Фон Бассет перелистывал две странички описания фильма, как если бы мог прочесть там слова, пригодные в данной ситуации для вежливого отказа. Соколовски искал что-то в карманах. Гросс посмотрел на Гибштейна: Гибштейн неловко сказал: «Прекрасный фильм. Ну что же, надо подумать, надо подумать». Клаусе сидел в дальнем углу и явно был рад, что выпадает из поля зрения режиссера. Гросс с трудом повернул шею (не слушались мышцы от свинцовой усталости, и он боялся, что в один прекрасный момент просто упадут веки и он не сможет открыть глаза, честное слово) и посмотрел на Беллу. Белла не прятала глаз и не пыталась занять руки – она сцепила пальцы, положила кулаки на спинку стоящего впереди кресла и смотрела на Гросса понимающе и открыто, и тогда он сказал, стараясь заставить свой голос звучать нормально (не получилось):
– Начните вы, Белла.
Еще несколько секунд она молчала. Потом вздохнула.
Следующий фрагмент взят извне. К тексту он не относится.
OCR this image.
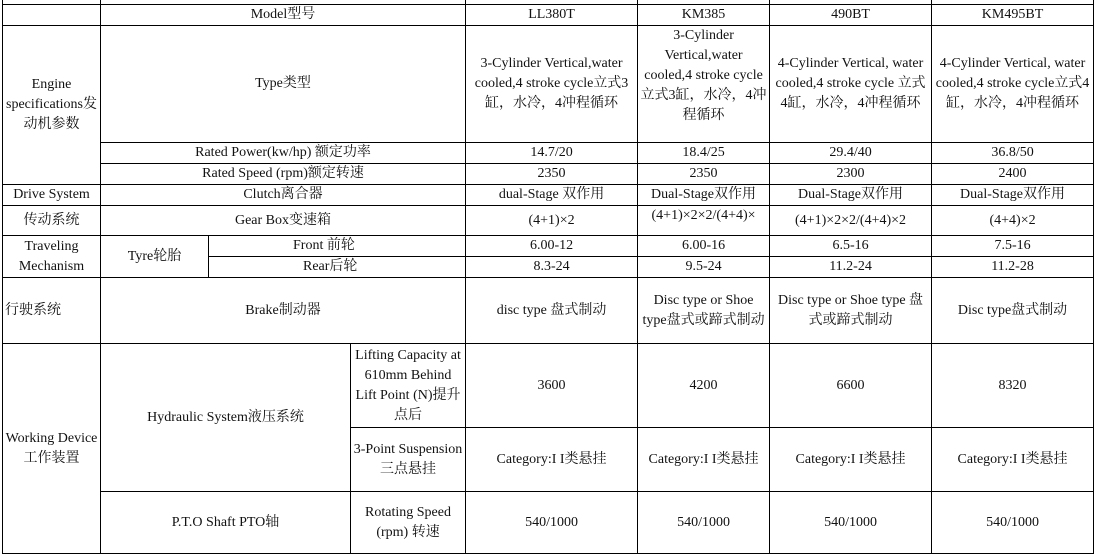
	Model型号			LL380T	KM385	490BT	KM495BT
Engine specifications发动机参数	Type类型			3-Cylinder Vertical,water cooled,4 stroke cycle立式3缸，水冷，4冲程循环	3-Cylinder Vertical,water cooled,4 stroke cycle立式3缸，水冷，4冲程循环	4-Cylinder Vertical, water cooled,4 stroke cycle 立式4缸，水冷，4冲程循环	4-Cylinder Vertical, water cooled,4 stroke cycle立式4缸，水冷，4冲程循环
	Rated Power(kw/hp) 额定功率			14.7/20	18.4/25	29.4/40	36.8/50
	Rated Speed (rpm)额定转速			2350	2350	2300	2400
Drive System	Clutch离合器			dual-Stage 双作用	Dual-Stage双作用	Dual-Stage双作用	Dual-Stage双作用
传动系统	Gear Box变速箱			(4+1)×2	(4+1)×2×2/(4+4)×	(4+1)×2×2/(4+4)×2	(4+4)×2
Traveling Mechanism	Tyre轮胎	Front 前轮		6.00-12	6.00-16	6.5-16	7.5-16
		Rear后轮		8.3-24	9.5-24	11.2-24	11.2-28
行驶系统	Brake制动器			disc type 盘式制动	Disc type or Shoe type盘式或蹄式制动	Disc type or Shoe type 盘式或蹄式制动	Disc type盘式制动
Working Device工作装置	Hydraulic System液压系统		Lifting Capacity at 610mm Behind Lift Point (N)提升点后	3600	4200	6600	8320
			3-Point Suspension三点悬挂	Category:I I类悬挂	Category:I I类悬挂	Category:I I类悬挂	Category:I I类悬挂
	P.T.O Shaft PTO轴		Rotating Speed (rpm) 转速	540/1000	540/1000	540/1000	540/1000
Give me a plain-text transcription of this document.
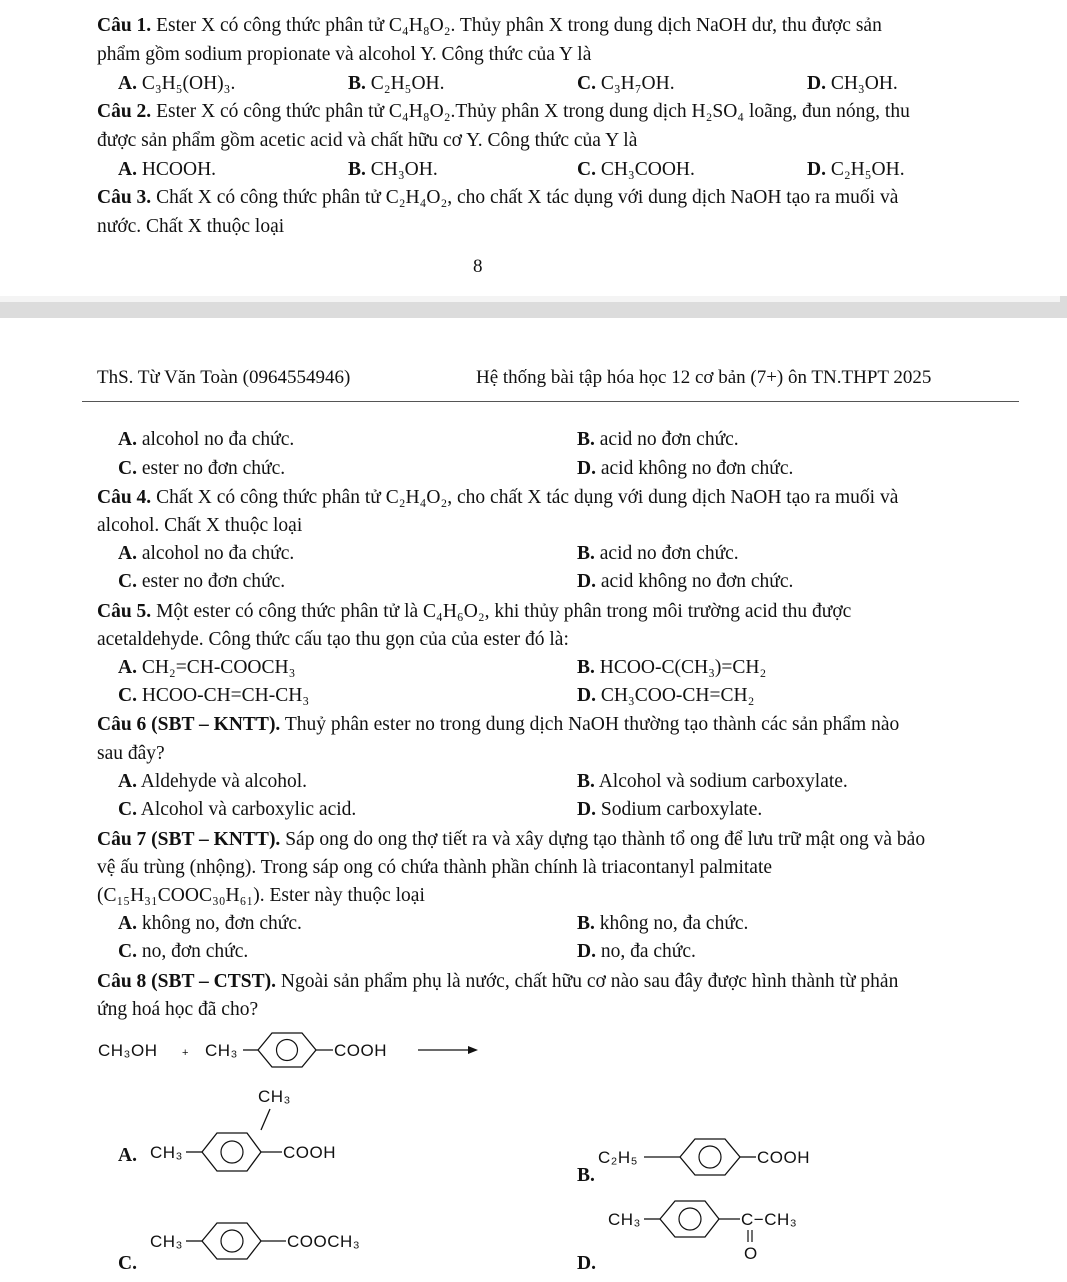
Câu 1. Ester X có công thức phân tử C₄H₈O₂. Thủy phân X trong dung dịch NaOH dư, thu được sản
phẩm gồm sodium propionate và alcohol Y. Công thức của Y là
A. C₃H₅(OH)₃.	B. C₂H₅OH.	C. C₃H₇OH.	D. CH₃OH.
Câu 2. Ester X có công thức phân tử C₄H₈O₂.Thủy phân X trong dung dịch H₂SO₄ loãng, đun nóng, thu
được sản phẩm gồm acetic acid và chất hữu cơ Y. Công thức của Y là
A. HCOOH.	B. CH₃OH.	C. CH₃COOH.	D. C₂H₅OH.
Câu 3. Chất X có công thức phân tử C₂H₄O₂, cho chất X tác dụng với dung dịch NaOH tạo ra muối và
nước. Chất X thuộc loại
8
ThS. Từ Văn Toàn (0964554946)	Hệ thống bài tập hóa học 12 cơ bản (7+) ôn TN.THPT 2025
A. alcohol no đa chức.	B. acid no đơn chức.
C. ester no đơn chức.	D. acid không no đơn chức.
Câu 4. Chất X có công thức phân tử C₂H₄O₂, cho chất X tác dụng với dung dịch NaOH tạo ra muối và
alcohol. Chất X thuộc loại
A. alcohol no đa chức.	B. acid no đơn chức.
C. ester no đơn chức.	D. acid không no đơn chức.
Câu 5. Một ester có công thức phân tử là C₄H₆O₂, khi thủy phân trong môi trường acid thu được
acetaldehyde. Công thức cấu tạo thu gọn của của ester đó là:
A. CH₂=CH-COOCH₃	B. HCOO-C(CH₃)=CH₂
C. HCOO-CH=CH-CH₃	D. CH₃COO-CH=CH₂
Câu 6 (SBT – KNTT). Thuỷ phân ester no trong dung dịch NaOH thường tạo thành các sản phẩm nào
sau đây?
A. Aldehyde và alcohol.	B. Alcohol và sodium carboxylate.
C. Alcohol và carboxylic acid.	D. Sodium carboxylate.
Câu 7 (SBT – KNTT). Sáp ong do ong thợ tiết ra và xây dựng tạo thành tổ ong để lưu trữ mật ong và bảo
vệ ấu trùng (nhộng). Trong sáp ong có chứa thành phần chính là triacontanyl palmitate
(C₁₅H₃₁COOC₃₀H₆₁). Ester này thuộc loại
A. không no, đơn chức.	B. không no, đa chức.
C. no, đơn chức.	D. no, đa chức.
Câu 8 (SBT – CTST). Ngoài sản phẩm phụ là nước, chất hữu cơ nào sau đây được hình thành từ phản
ứng hoá học đã cho?
CH₃OH + CH₃	COOH
A.
CH₃
CH₃	COOH
B.
C₂H₅	COOH
C.
CH₃	COOCH₃
D.
CH₃	C−CH₃
O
– Йонг, это очень талантливый фильм, очень. И вы растете на глазах, и все прекрасно. У моих коллег другая специфика и, наверное, другие вопросы, но касательно себя как дистрибьютора я могу сказать следующее: этот фильм не для моей компании. Его может оценить узкий круг интеллектуалов, для остальных – это очень скучное кино про человеческие отношения, простите, я понимаю, что звучит жестоко, но я повторяю – «для остальных». Лично я как зритель благодарна вам за этот фильм, хотя, конечно, все это вызывает у меня двойственные чувства. Но большинству будет трудно, потому что для понимания всей глубины происходящего – надо очень хорошо представлять себе описываемые исторические события. Я смотрела вашу «Белую смерть» и жалела, что ее не купили мы и что нас опередила «Люфт-Аффе», – потому что понимала, какой у него будет прокат, пусть даже «Люфт-Аффе» теперь три года не вылезет из судов и фильм изъяли из проката после третьего показа. Я была готова на такой же демарш с этим вашим фильмом и была рада, что вы меня пригласили. Но еще раз – я объясню и простите, что я прозвучу жестоко: в отличие от «Белой Африки» («Белой смерти» – автоматически поправил Гpocc; Белла кивнула) этот сет не окупит мой демарш. Морально не окупит, я не о деньгах говорю. Потому что мой демарш пройдет незамеченным. Вы умный и интересующийся историей человек, Йонг. Я тоже в меру интересуюсь историей, и поэтому мне небезразлично то, что вы нам здесь показали. Но таких, как мы с вами, мало. Большинство просто не поймет, о чем речь.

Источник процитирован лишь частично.